La société OBM Construction a formé appel de la décision par déclaration du 6 décembre 2019 en intimant la société TBS, et en critiquant tous les chefs du jugement. Dans ses dernières conclusions du 27 janvier 2021, elle demande à la cour, au visa des articles 1128 et suivants, 1217 et suivants, 1302, 1347 et suivants, 1353 du Code civil, de :

Dire et juger la Société OBM Construction recevable et bien fondée en son appel.
Infirmer le jugement prononcé par le Tribunal de commerce d'Orléans le 7 novembre 2019 en ce qu'il a débouté la Société OBM Construction de sa demande de remboursement de la somme de 48 000 ? correspondant au paiement d'une première lettre de change, de sa demande de mainlevée de saisie conservatoire pratiquée le 22 mai 2019, et de ses demandes reconventionnelles et subsidiaires de répétition de l'indu et de compensation, ainsi que sa condamnation à verser à la société Technologie du Bâtiment et Services (TBS) une somme de 3 000.00 ? titre des frais irrépétibles, et aux dépens.
Statuant à nouveau,
Ordonner main levée de la saisie conservatoire pratiquée le 22 mai 2019 à la requête de la Société Technologie du Bâtiment et Services (TBS) sur les comptes de la Société OBM Construction ouverts dans les livres de la CRCAM Centre Loire.
Condamner la société Technologie du Bâtiment et Services (TBS) à verser à la Société OBM Construction la somme de 192 000 ? et Ordonner de plano compensation entre créances réciproques par application des articles 1347 et suivants du Code civil.
En tout état de cause,
Condamner la Société Technologie du Bâtiment et Services (TBS) à verser à la Société OBM Construction la somme de 10 000.00 ? sur le fondement de l'article 700 du Code de procédure civile.
Condamner la société Technologie du Bâtiment et Services (TBS) aux dépens qui incluront les frais de mainlevée de la saisie conservatoire pratiquée à la requête de cette dernière.

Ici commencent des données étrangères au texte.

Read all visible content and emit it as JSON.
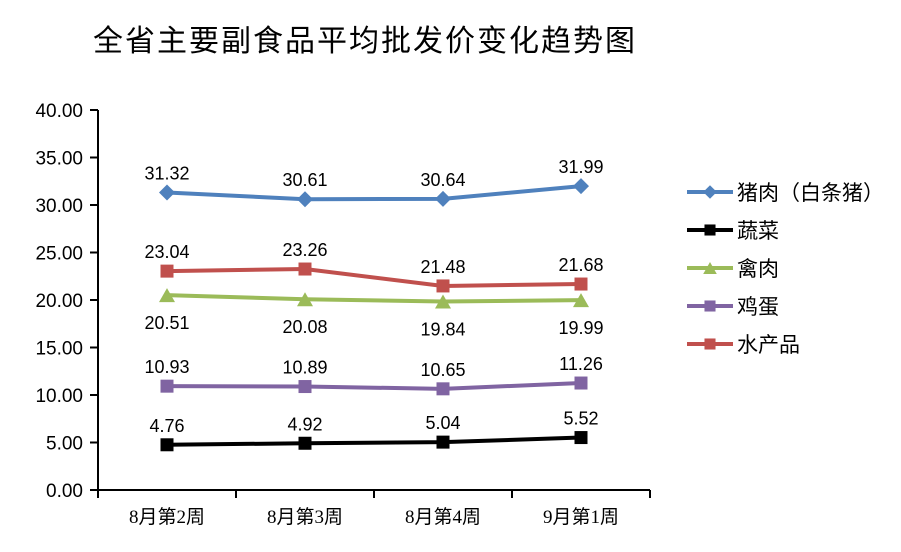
{
  "chart_data": {
    "type": "line",
    "title": "全省主要副食品平均批发价变化趋势图",
    "categories": [
      "8月第2周",
      "8月第3周",
      "8月第4周",
      "9月第1周"
    ],
    "series": [
      {
        "id": "pork",
        "name": "猪肉（白条猪）",
        "color": "#4F81BD",
        "marker": "diamond",
        "label_position": "above",
        "values": [
          31.32,
          30.61,
          30.64,
          31.99
        ]
      },
      {
        "id": "vegetables",
        "name": "蔬菜",
        "color": "#000000",
        "marker": "square",
        "label_position": "above",
        "values": [
          4.76,
          4.92,
          5.04,
          5.52
        ]
      },
      {
        "id": "poultry",
        "name": "禽肉",
        "color": "#9BBB59",
        "marker": "triangle",
        "label_position": "below",
        "values": [
          20.51,
          20.08,
          19.84,
          19.99
        ]
      },
      {
        "id": "eggs",
        "name": "鸡蛋",
        "color": "#8064A2",
        "marker": "square",
        "label_position": "above",
        "values": [
          10.93,
          10.89,
          10.65,
          11.26
        ]
      },
      {
        "id": "aquatic-products",
        "name": "水产品",
        "color": "#C0504D",
        "marker": "square",
        "label_position": "above",
        "values": [
          23.04,
          23.26,
          21.48,
          21.68
        ]
      }
    ],
    "y_axis": {
      "min": 0,
      "max": 40,
      "step": 5,
      "tick_labels": [
        "0.00",
        "5.00",
        "10.00",
        "15.00",
        "20.00",
        "25.00",
        "30.00",
        "35.00",
        "40.00"
      ]
    },
    "x_axis": {
      "tick_labels": [
        "8月第2周",
        "8月第3周",
        "8月第4周",
        "9月第1周"
      ]
    },
    "legend_position": "right",
    "grid": false,
    "axis_color": "#000000",
    "background_color": "#FFFFFF"
  }
}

Elle fait valoir en substance que les premiers juges ont retenu l'obligation de payer de la société OBM en l'absence totale de contrepartie et d'exécution du contrat sur lequel reposait l'obligation, au seul motif qu'elle aurait été déclarée adjudicataire d'un appel d'offres, et en l'absence de tout justificatif produit par la société TBS de l'exécution de son contrat.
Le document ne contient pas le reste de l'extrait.